Can we build powerful medical AI without exposing sensitive patient records to hackers? Hospitals want to collaborate, but traditional data sharing is a privacy minefield. Even standard federated learning, where institutions train models locally and share parameters, remains vulnerable to reverse-engineering attacks.
For years, medical AI has been stuck in silos. Individual hospitals do not have enough diverse data to train robust foundation models, yet privacy laws rightly prevent them from pooling patient files. This new framework, called FOCAL, challenges the assumption that we must trade clinical accuracy for absolute privacy. By processing fully encrypted data through split training, it suggests that secure, multi-institution AI development is a practical reality. This shifts the industry standard for what counts as safe medical collaboration.
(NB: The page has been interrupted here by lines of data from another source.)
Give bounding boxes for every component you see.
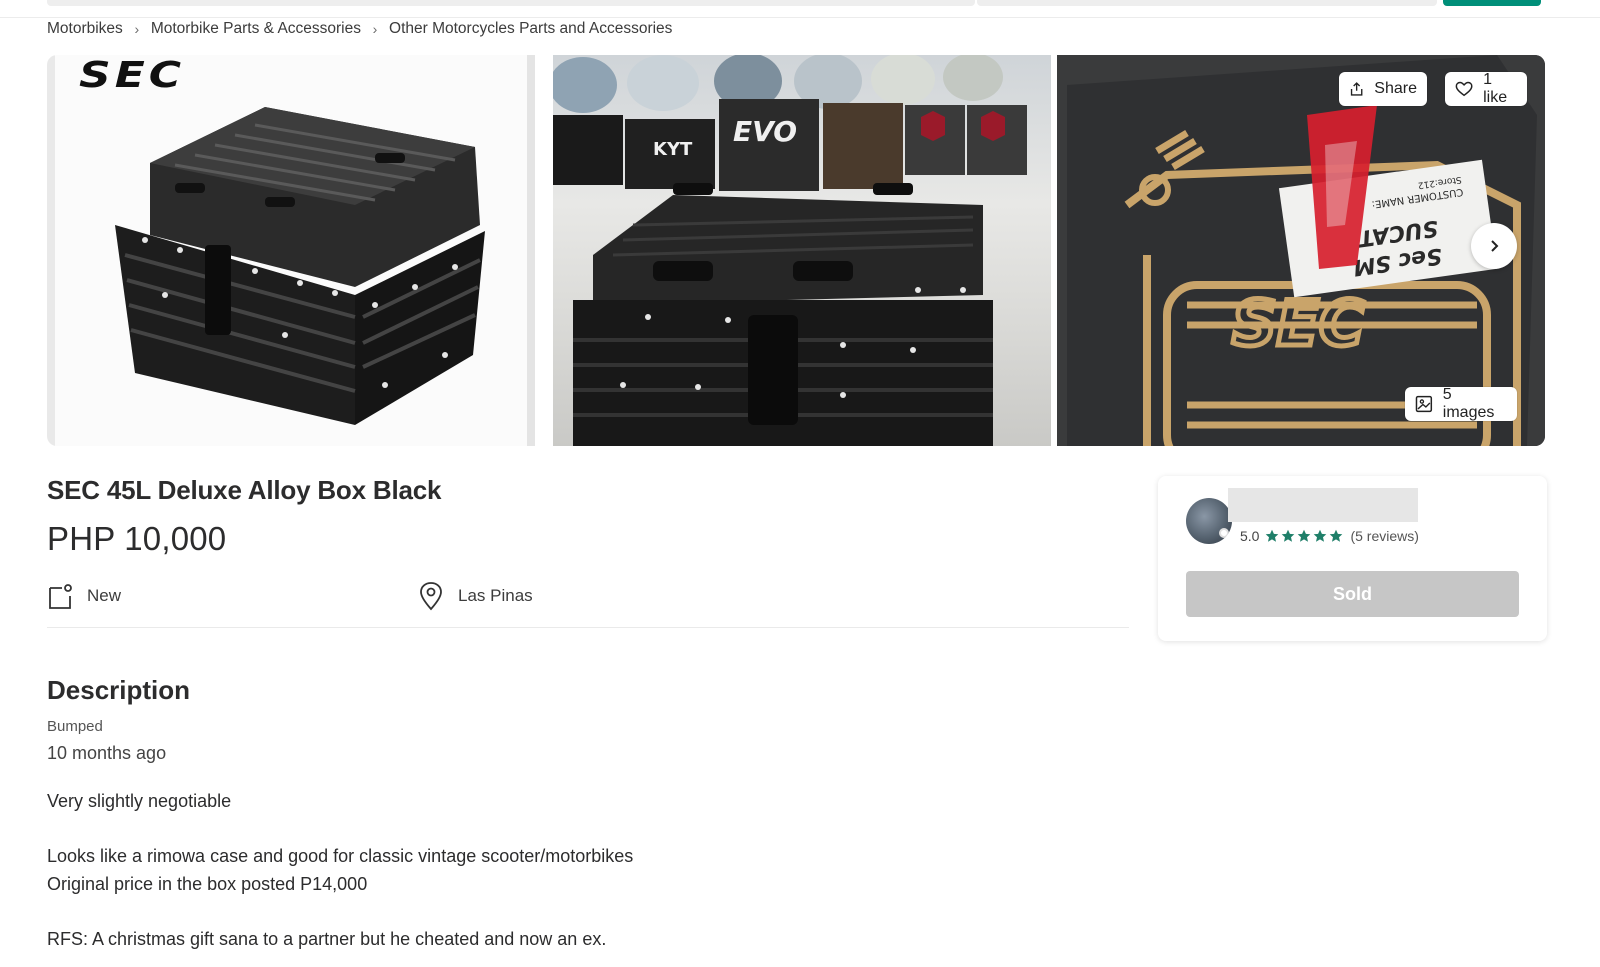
gallery-image-3[interactable]: SEC Sec SM SUCAT CUSTOMER NAME: Store:21…: [1057, 55, 1545, 446]
chevron-right-icon: ›: [372, 21, 378, 37]
location-info: Las Pinas: [418, 580, 533, 612]
location-value[interactable]: Las Pinas: [458, 586, 533, 606]
gallery-image-2[interactable]: EVO KYT: [553, 55, 1051, 446]
gallery-image-1[interactable]: SEC: [47, 55, 535, 446]
review-count: (5 reviews): [1350, 528, 1419, 544]
star-icon: [1282, 529, 1295, 542]
breadcrumb-item-other-parts[interactable]: Other Motorcycles Parts and Accessories: [389, 20, 672, 38]
avatar[interactable]: [1186, 498, 1232, 544]
condition-info: New: [47, 580, 121, 612]
star-icon: [1330, 529, 1343, 542]
share-label: Share: [1374, 80, 1417, 97]
image-count: 5 images: [1442, 386, 1495, 421]
kyt-sign: KYT: [653, 139, 693, 160]
description-body: Very slightly negotiable Looks like a ri…: [47, 788, 947, 953]
carton-logo: SEC: [1232, 287, 1365, 360]
listing-title: SEC 45L Deluxe Alloy Box Black: [47, 475, 442, 505]
next-image-button[interactable]: [1471, 223, 1517, 269]
description-line: [47, 816, 947, 844]
share-button[interactable]: Share: [1339, 72, 1427, 106]
description-line: Very slightly negotiable: [47, 791, 232, 811]
seller-rating[interactable]: 5.0 (5 reviews): [1240, 528, 1419, 544]
breadcrumb: Motorbikes › Motorbike Parts & Accessori…: [47, 19, 672, 39]
chevron-right-icon: [1491, 240, 1499, 252]
verified-badge-icon: [1219, 528, 1229, 538]
description-line: [47, 898, 947, 926]
search-button-edge[interactable]: [1443, 0, 1541, 6]
location-pin-icon: [420, 582, 442, 611]
view-all-images-button[interactable]: 5 images: [1405, 386, 1517, 421]
star-icon: [1314, 529, 1327, 542]
image-gallery: SEC EVO KYT SEC Sec SM SUCAT CUSTOMER NA…: [47, 55, 1545, 446]
evo-sign: EVO: [733, 115, 797, 148]
breadcrumb-item-motorbikes[interactable]: Motorbikes: [47, 20, 123, 38]
alloy-box-illustration: [115, 107, 485, 425]
listing-price: PHP 10,000: [47, 520, 227, 557]
location-bar-edge[interactable]: [977, 0, 1437, 6]
image-gallery-icon: [1415, 395, 1433, 413]
bumped-time: 10 months ago: [47, 743, 167, 763]
like-count: 1 like: [1483, 71, 1508, 106]
description-heading: Description: [47, 675, 191, 705]
store-display-illustration: EVO KYT: [553, 55, 1027, 446]
bumped-label: Bumped: [47, 718, 103, 735]
share-icon: [1350, 82, 1363, 96]
condition-tag-icon: [49, 584, 72, 609]
condition-value: New: [87, 586, 122, 605]
seller-name-redacted[interactable]: [1228, 488, 1418, 522]
like-button[interactable]: 1 like: [1445, 71, 1527, 106]
section-divider: [47, 627, 1129, 628]
star-icon: [1298, 529, 1311, 542]
top-nav-strip: [0, 0, 1600, 18]
description-line: Original price in the box posted P14,000: [47, 873, 368, 894]
seller-card: 5.0 (5 reviews) Sold: [1158, 476, 1547, 641]
rating-score: 5.0: [1240, 528, 1260, 544]
description-line: Looks like a rimowa case and good for cl…: [47, 846, 634, 866]
chevron-right-icon: ›: [134, 21, 140, 37]
heart-icon: [1455, 81, 1473, 97]
sold-button[interactable]: Sold: [1186, 571, 1519, 617]
search-bar-edge[interactable]: [47, 0, 975, 6]
description-line: RFS: A christmas gift sana to a partner …: [47, 928, 607, 949]
star-icon: [1266, 529, 1279, 542]
breadcrumb-item-parts[interactable]: Motorbike Parts & Accessories: [151, 20, 361, 38]
rating-stars: [1265, 529, 1343, 543]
Zero leaks and better accuracy
The researchers tested FOCAL against gradient inversion attacks, which attempt to reconstruct private images from model updates. The results show a stark contrast to traditional methods:
- Data leakage dropped from 90.6% to 0% under active attacks.
- The macro-average AUROC rose from 0.5202 to 0.9831 compared to fully encrypted federated learning models.
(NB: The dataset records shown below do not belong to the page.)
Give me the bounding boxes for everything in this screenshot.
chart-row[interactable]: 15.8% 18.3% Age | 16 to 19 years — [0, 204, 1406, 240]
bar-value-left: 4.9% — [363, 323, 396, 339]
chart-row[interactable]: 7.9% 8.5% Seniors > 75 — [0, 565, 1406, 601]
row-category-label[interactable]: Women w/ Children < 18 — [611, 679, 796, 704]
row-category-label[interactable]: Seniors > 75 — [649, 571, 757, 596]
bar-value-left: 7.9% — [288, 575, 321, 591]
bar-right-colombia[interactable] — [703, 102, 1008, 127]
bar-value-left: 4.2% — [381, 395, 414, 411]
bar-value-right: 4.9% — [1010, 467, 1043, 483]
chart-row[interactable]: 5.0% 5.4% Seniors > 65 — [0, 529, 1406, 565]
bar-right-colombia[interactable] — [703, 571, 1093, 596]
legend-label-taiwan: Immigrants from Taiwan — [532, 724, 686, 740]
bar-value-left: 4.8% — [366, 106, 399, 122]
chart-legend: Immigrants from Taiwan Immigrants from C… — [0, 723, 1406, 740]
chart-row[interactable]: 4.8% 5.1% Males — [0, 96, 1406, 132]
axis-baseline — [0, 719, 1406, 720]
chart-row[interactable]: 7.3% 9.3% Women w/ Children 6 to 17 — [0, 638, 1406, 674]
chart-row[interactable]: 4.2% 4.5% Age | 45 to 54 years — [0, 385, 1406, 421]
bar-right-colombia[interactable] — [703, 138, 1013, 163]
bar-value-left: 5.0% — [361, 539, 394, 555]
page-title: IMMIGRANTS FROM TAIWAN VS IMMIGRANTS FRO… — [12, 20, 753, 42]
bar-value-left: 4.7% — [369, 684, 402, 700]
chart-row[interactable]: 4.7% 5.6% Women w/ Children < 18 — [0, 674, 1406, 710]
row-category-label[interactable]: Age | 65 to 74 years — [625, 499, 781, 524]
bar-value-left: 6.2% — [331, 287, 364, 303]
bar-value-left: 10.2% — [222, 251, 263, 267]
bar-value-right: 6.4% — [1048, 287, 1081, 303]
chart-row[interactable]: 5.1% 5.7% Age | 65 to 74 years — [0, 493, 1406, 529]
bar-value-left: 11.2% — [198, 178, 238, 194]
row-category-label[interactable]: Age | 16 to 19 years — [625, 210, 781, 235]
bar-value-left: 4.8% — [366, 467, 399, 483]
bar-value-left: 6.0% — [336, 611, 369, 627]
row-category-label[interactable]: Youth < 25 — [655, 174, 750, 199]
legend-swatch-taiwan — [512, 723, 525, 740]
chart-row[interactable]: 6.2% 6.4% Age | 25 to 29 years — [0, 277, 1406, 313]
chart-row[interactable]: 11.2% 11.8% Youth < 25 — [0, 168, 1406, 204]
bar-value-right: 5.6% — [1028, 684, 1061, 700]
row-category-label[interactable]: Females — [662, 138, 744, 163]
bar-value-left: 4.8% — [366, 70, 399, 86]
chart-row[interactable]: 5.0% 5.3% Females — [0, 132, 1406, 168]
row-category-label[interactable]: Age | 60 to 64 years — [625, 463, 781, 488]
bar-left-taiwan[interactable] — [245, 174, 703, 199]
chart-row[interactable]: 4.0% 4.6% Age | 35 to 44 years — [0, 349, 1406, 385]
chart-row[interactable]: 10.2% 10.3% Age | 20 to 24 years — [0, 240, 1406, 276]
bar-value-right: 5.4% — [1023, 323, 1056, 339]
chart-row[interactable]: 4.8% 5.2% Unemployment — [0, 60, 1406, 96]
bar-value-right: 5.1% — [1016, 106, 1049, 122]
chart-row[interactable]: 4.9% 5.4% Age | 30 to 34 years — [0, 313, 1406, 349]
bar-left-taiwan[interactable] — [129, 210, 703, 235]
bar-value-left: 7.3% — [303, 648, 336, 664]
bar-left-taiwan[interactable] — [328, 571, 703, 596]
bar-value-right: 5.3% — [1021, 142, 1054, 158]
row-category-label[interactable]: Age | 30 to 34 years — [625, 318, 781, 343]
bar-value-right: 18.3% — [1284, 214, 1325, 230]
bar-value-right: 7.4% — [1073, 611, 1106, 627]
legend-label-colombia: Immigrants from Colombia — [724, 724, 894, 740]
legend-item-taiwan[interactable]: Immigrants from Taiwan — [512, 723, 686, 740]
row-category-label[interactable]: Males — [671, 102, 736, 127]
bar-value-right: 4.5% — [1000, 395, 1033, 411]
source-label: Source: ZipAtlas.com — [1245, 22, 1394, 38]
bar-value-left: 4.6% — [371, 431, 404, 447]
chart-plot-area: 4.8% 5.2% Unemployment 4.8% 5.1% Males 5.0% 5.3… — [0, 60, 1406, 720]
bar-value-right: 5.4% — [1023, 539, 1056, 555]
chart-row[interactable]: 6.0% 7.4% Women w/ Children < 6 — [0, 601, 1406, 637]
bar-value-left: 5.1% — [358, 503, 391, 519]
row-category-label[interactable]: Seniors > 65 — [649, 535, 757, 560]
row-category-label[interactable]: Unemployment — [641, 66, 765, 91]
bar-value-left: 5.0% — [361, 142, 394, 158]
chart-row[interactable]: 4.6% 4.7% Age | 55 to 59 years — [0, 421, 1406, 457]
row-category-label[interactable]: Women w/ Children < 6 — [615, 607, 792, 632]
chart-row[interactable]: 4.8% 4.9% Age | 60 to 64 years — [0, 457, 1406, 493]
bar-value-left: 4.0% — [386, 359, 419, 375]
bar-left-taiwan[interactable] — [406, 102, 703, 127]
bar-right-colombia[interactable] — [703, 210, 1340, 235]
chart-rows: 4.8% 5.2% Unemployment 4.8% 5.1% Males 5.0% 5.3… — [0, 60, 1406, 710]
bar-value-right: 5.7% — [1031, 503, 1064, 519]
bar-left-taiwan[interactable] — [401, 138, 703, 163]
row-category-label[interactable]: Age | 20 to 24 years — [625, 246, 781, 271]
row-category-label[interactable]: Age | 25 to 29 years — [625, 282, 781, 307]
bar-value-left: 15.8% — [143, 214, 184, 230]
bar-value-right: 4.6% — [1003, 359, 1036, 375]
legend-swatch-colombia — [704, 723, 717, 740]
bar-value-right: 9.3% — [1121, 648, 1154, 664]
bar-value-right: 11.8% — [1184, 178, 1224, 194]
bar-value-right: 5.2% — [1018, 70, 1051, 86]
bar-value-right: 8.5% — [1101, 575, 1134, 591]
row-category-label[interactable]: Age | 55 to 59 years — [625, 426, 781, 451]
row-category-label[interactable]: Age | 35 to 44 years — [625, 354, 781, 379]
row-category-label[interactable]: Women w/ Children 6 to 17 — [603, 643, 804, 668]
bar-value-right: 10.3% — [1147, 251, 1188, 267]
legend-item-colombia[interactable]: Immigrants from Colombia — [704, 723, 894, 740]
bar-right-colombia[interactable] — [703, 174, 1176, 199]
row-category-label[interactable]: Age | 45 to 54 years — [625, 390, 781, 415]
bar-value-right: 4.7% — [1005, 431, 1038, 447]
- Ocular disease diagnosis AUROC improved by 9.62% over single-institution models.
- Ocular severity classification AUROC increased by 14.46%.
This performance leap is crucial. Previous attempts to use homomorphic encryption in healthcare often crippled model accuracy or required too much computing power, as documented in a comprehensive survey on secure healthcare data processing. FOCAL bypasses this trade-off. It matches the accuracy of state-of-the-art federated learning while keeping the data locked.
The real-world hurdles
Why does this finding matter? It means medical networks can train large foundation models on diverse, real-world pathology and retinal datasets without legal or ethical bottlenecks. It proves that decentralized healthcare AI does not need to rely on trust alone.
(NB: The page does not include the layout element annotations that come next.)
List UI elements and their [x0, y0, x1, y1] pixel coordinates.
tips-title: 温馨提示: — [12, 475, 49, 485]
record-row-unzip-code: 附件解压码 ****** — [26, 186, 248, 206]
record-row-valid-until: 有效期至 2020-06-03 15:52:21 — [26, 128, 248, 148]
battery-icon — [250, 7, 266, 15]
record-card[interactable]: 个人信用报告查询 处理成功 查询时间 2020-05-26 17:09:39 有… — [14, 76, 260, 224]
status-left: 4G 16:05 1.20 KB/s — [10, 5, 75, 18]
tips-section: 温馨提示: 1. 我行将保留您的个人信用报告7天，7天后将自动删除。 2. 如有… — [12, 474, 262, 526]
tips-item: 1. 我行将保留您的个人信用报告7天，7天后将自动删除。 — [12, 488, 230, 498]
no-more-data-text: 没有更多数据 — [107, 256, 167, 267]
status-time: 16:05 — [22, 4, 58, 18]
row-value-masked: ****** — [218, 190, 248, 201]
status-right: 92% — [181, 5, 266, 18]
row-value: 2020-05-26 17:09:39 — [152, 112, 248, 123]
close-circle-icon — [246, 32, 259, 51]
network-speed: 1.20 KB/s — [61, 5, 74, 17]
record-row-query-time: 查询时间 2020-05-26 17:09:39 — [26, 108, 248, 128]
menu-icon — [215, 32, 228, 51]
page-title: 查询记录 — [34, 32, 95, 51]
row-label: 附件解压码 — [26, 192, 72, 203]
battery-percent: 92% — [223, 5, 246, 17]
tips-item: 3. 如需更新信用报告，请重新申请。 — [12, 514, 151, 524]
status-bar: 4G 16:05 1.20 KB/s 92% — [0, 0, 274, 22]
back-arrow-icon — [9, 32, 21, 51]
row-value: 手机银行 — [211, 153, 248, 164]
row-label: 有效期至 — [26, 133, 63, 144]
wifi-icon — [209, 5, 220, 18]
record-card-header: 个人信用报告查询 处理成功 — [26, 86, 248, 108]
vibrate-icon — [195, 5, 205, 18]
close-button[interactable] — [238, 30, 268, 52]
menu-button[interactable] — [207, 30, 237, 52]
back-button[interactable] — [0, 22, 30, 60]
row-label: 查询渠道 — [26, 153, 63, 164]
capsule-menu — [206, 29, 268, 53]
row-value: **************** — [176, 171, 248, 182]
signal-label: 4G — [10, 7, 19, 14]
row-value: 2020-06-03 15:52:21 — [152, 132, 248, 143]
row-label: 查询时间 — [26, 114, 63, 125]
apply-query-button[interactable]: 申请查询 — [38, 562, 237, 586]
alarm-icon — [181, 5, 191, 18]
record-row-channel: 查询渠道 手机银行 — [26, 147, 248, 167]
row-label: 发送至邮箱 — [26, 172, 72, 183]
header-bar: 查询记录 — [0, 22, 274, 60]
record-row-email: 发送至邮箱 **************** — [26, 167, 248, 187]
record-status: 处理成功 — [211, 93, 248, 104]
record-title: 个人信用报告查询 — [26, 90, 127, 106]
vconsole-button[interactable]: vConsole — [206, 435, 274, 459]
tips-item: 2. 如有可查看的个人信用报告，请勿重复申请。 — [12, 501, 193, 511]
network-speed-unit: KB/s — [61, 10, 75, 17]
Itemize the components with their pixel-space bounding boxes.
However, homomorphic encryption still carries a heavy computational cost. While FOCAL optimizes this via split training, running these workflows across hundreds of smaller clinics with limited hardware remains a challenge. Similar scaling hurdles have been noted in broader secure federated learning research. Until we see benchmarks on standard hospital servers, widespread adoption may lag behind the math.
External validations on retinal and pathology models confirmed that FOCAL maintains reliable interpretability. This is vital because clinicians will not trust a “black box” model, even if it is perfectly secure. By proving that encrypted collaborative learning can outperform isolated, single-institution models, this framework sets a new benchmark for clinical AI development.